«Vincere l’indifferenza per dire no alle guerre»
La Marcia della pace è stata introdotta dalle parole di suor Teresina Caffi missionaria in Congo. L’arcivescovo Bressan: «Non rinunciamo a sognare»
TRENTO. «Se solo l'anno scorso sono stati cinquanta milioni i profughi, gli sfollati o comunque persone che sono state costrette ad abbandonare la loro casa, vuol dire che il mondo ha la febbre a 40 e che va curato». Ha esordito così suor Teresina Caffi, quando ieri pomeriggio nella chiesa di San Pio X è entrata nel vivo del suo racconto della vita missionaria nella Repubblica Democratica del Congo: uno stato che ha enorme ricchezze tutte “rapinate”, dove ci sarebbero centoventi milioni di ettari coltivabili, ma la gente vive mangiando radici e qualche volta pesce.
E per vedere un mondo diverso, basterebbe solo cambiare prospettiva: «Immaginiamo di poter andare sulla luna ed osservare la terra che vedremmo come un'unica sfera senza confini come lo è il volo degli uccelli o la forza del vento. La natura non li ha creati, ma è stato l'uomo e proprio per colpa dei confini, ci sono guerre e violenza».
Suor Teresina Caffi, che conosceva bene le tre missionarie Saveriane Olga Raschietti, Lucia Pulici e Bernadetta Boggian barbaramente uccise nel 2014 in Burundi, ha ricordato i cattolici assassinati in vari Stati in coincidenza del Natale: «Il loro martirio non deve scatenare reazioni, ma far riflettere e farci capire che siamo di fronte ad una scelta: conservare o rompere quell'indifferenza che ci porta a non vedere i problemi, pensando solo a noi stessi. O peggio ancora a non informarci nemmeno, per evitare di prenderne coscienza e magari esserne coinvolti».
Sono state parole serene, alle volte crude, ma dette sempre con entusiasmo quelle pronunciate da Suor Teresina Caffi all'apertura della 49.ma edizione della Marcia della pace, organizzata dalla Diocesi trentina nell'ambito dell'iniziativa nazionale. Nel racconto anche uno spunto di riflessione: «La guerra non è una risposta al terrorismo, ma lo alimenta ed in Congo si dice che se non si vuol morire in guerra si deve fare il militare. Si perché tra le milizie avversarie non ci si uccide, ma si spartiscono gli obiettivi.
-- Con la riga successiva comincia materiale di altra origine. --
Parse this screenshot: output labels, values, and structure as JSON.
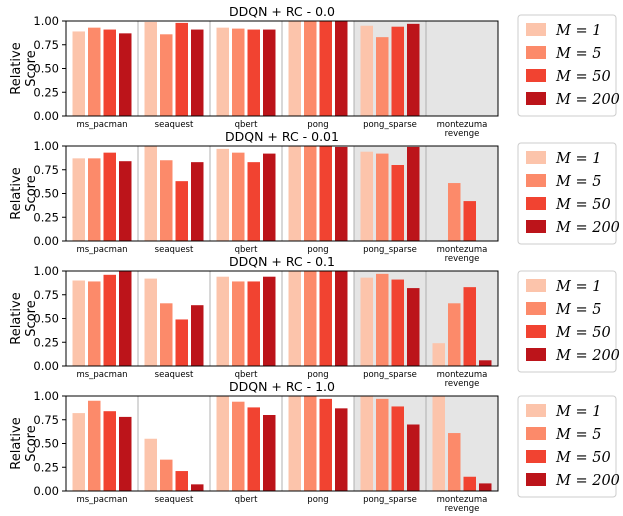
{
  "figure": {
    "ylabel_lines": [
      "Relative",
      "Score"
    ],
    "legend": {
      "entries": [
        {
          "label": "M = 1",
          "color": "#fcc4ab"
        },
        {
          "label": "M = 5",
          "color": "#fc8a6a"
        },
        {
          "label": "M = 50",
          "color": "#f14331"
        },
        {
          "label": "M = 200",
          "color": "#bc141a"
        }
      ]
    },
    "shaded_color": "#e5e5e5"
  },
  "chart_data": [
    {
      "type": "bar",
      "title": "DDQN + RC - 0.0",
      "categories": [
        "ms_pacman",
        "seaquest",
        "qbert",
        "pong",
        "pong_sparse",
        "montezuma revenge"
      ],
      "category_lines": [
        [
          "ms_pacman"
        ],
        [
          "seaquest"
        ],
        [
          "qbert"
        ],
        [
          "pong"
        ],
        [
          "pong_sparse"
        ],
        [
          "montezuma",
          "revenge"
        ]
      ],
      "shaded_categories": [
        "pong_sparse",
        "montezuma revenge"
      ],
      "ylim": [
        0,
        1.0
      ],
      "yticks": [
        "0.00",
        "0.25",
        "0.50",
        "0.75",
        "1.00"
      ],
      "ylabel": "Relative Score",
      "series": [
        {
          "name": "M = 1",
          "values": [
            0.89,
            0.99,
            0.93,
            1.0,
            0.95,
            0.0
          ]
        },
        {
          "name": "M = 5",
          "values": [
            0.93,
            0.86,
            0.92,
            1.0,
            0.83,
            0.0
          ]
        },
        {
          "name": "M = 50",
          "values": [
            0.91,
            0.98,
            0.91,
            1.0,
            0.94,
            0.0
          ]
        },
        {
          "name": "M = 200",
          "values": [
            0.87,
            0.91,
            0.91,
            1.0,
            0.97,
            0.0
          ]
        }
      ]
    },
    {
      "type": "bar",
      "title": "DDQN + RC - 0.01",
      "categories": [
        "ms_pacman",
        "seaquest",
        "qbert",
        "pong",
        "pong_sparse",
        "montezuma revenge"
      ],
      "category_lines": [
        [
          "ms_pacman"
        ],
        [
          "seaquest"
        ],
        [
          "qbert"
        ],
        [
          "pong"
        ],
        [
          "pong_sparse"
        ],
        [
          "montezuma",
          "revenge"
        ]
      ],
      "shaded_categories": [
        "pong_sparse",
        "montezuma revenge"
      ],
      "ylim": [
        0,
        1.0
      ],
      "yticks": [
        "0.00",
        "0.25",
        "0.50",
        "0.75",
        "1.00"
      ],
      "ylabel": "Relative Score",
      "series": [
        {
          "name": "M = 1",
          "values": [
            0.87,
            1.0,
            0.97,
            1.0,
            0.94,
            0.0
          ]
        },
        {
          "name": "M = 5",
          "values": [
            0.87,
            0.85,
            0.93,
            1.0,
            0.92,
            0.61
          ]
        },
        {
          "name": "M = 50",
          "values": [
            0.93,
            0.63,
            0.83,
            1.0,
            0.8,
            0.42
          ]
        },
        {
          "name": "M = 200",
          "values": [
            0.84,
            0.83,
            0.92,
            0.99,
            0.99,
            0.0
          ]
        }
      ]
    },
    {
      "type": "bar",
      "title": "DDQN + RC - 0.1",
      "categories": [
        "ms_pacman",
        "seaquest",
        "qbert",
        "pong",
        "pong_sparse",
        "montezuma revenge"
      ],
      "category_lines": [
        [
          "ms_pacman"
        ],
        [
          "seaquest"
        ],
        [
          "qbert"
        ],
        [
          "pong"
        ],
        [
          "pong_sparse"
        ],
        [
          "montezuma",
          "revenge"
        ]
      ],
      "shaded_categories": [
        "pong_sparse",
        "montezuma revenge"
      ],
      "ylim": [
        0,
        1.0
      ],
      "yticks": [
        "0.00",
        "0.25",
        "0.50",
        "0.75",
        "1.00"
      ],
      "ylabel": "Relative Score",
      "series": [
        {
          "name": "M = 1",
          "values": [
            0.9,
            0.92,
            0.94,
            1.0,
            0.93,
            0.24
          ]
        },
        {
          "name": "M = 5",
          "values": [
            0.89,
            0.66,
            0.89,
            1.0,
            0.97,
            0.66
          ]
        },
        {
          "name": "M = 50",
          "values": [
            0.96,
            0.49,
            0.89,
            1.0,
            0.91,
            0.83
          ]
        },
        {
          "name": "M = 200",
          "values": [
            1.0,
            0.64,
            0.94,
            1.0,
            0.82,
            0.06
          ]
        }
      ]
    },
    {
      "type": "bar",
      "title": "DDQN + RC - 1.0",
      "categories": [
        "ms_pacman",
        "seaquest",
        "qbert",
        "pong",
        "pong_sparse",
        "montezuma revenge"
      ],
      "category_lines": [
        [
          "ms_pacman"
        ],
        [
          "seaquest"
        ],
        [
          "qbert"
        ],
        [
          "pong"
        ],
        [
          "pong_sparse"
        ],
        [
          "montezuma",
          "revenge"
        ]
      ],
      "shaded_categories": [
        "pong_sparse",
        "montezuma revenge"
      ],
      "ylim": [
        0,
        1.0
      ],
      "yticks": [
        "0.00",
        "0.25",
        "0.50",
        "0.75",
        "1.00"
      ],
      "ylabel": "Relative Score",
      "series": [
        {
          "name": "M = 1",
          "values": [
            0.82,
            0.55,
            1.0,
            1.0,
            1.0,
            1.0
          ]
        },
        {
          "name": "M = 5",
          "values": [
            0.95,
            0.33,
            0.94,
            1.0,
            0.97,
            0.61
          ]
        },
        {
          "name": "M = 50",
          "values": [
            0.84,
            0.21,
            0.88,
            0.97,
            0.89,
            0.15
          ]
        },
        {
          "name": "M = 200",
          "values": [
            0.78,
            0.07,
            0.8,
            0.87,
            0.7,
            0.08
          ]
        }
      ]
    }
  ]
}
Ovvero popolazione innocente che vive in villaggi il cui sottosuolo è il reale oggetto del contendere, ma per questo si uccidono tanti innocenti».
Dalla chiesa di San Pio X ha preso il via la Marcia della pace che percorrendo via Mattioli, via Lorenzoni e via Endrici ha raggiunto il Duomo, accolta dai canti del Minicoro di Rovereto diretto dal maestro Giampaolo Deicampi.
Durante la funzione, che si è svolta in una cattedrale gremita, ha preso la parola l’arcivescovo Luigi Bressan, che ha invitato a riflettere sul messaggio di Papa Francesco che accompagna l'edizione 2016 della marcia: “Vincere l'indifferenza e conquistare la pace.” «La pace è possibile se non rinunciamo a sognare. Al di là della parentesi della guerra nell'ex Jugoslavia, per l'Europa sono 70 anni di pace: un periodo così lungo senza guerra non c'era mai stato. Quando sono stati istituiti l'Onu e la stessa Europa, lo si è fatto a garanzia della pace. Oggi sembra non essere più così, ma la risposta è nel bisogno di conversione».
Nella sua omelia il riferimento è stato al messaggio del Papa che ha invitato ad opporsi alla violenza, non cedendo all'esaltazione dei conflitti, nemmeno a quelli del passato: «Sarà necessario vegliare contro le formule più subdole di incitamento all'odio sia razziale che religioso, sociale che politico». Quanto raccolto durante la marcia e le funzioni religiose è stato donato all'Associazione “Slavesnomore” che a livello internazionale si impegna perché non ci siano più donne schiave.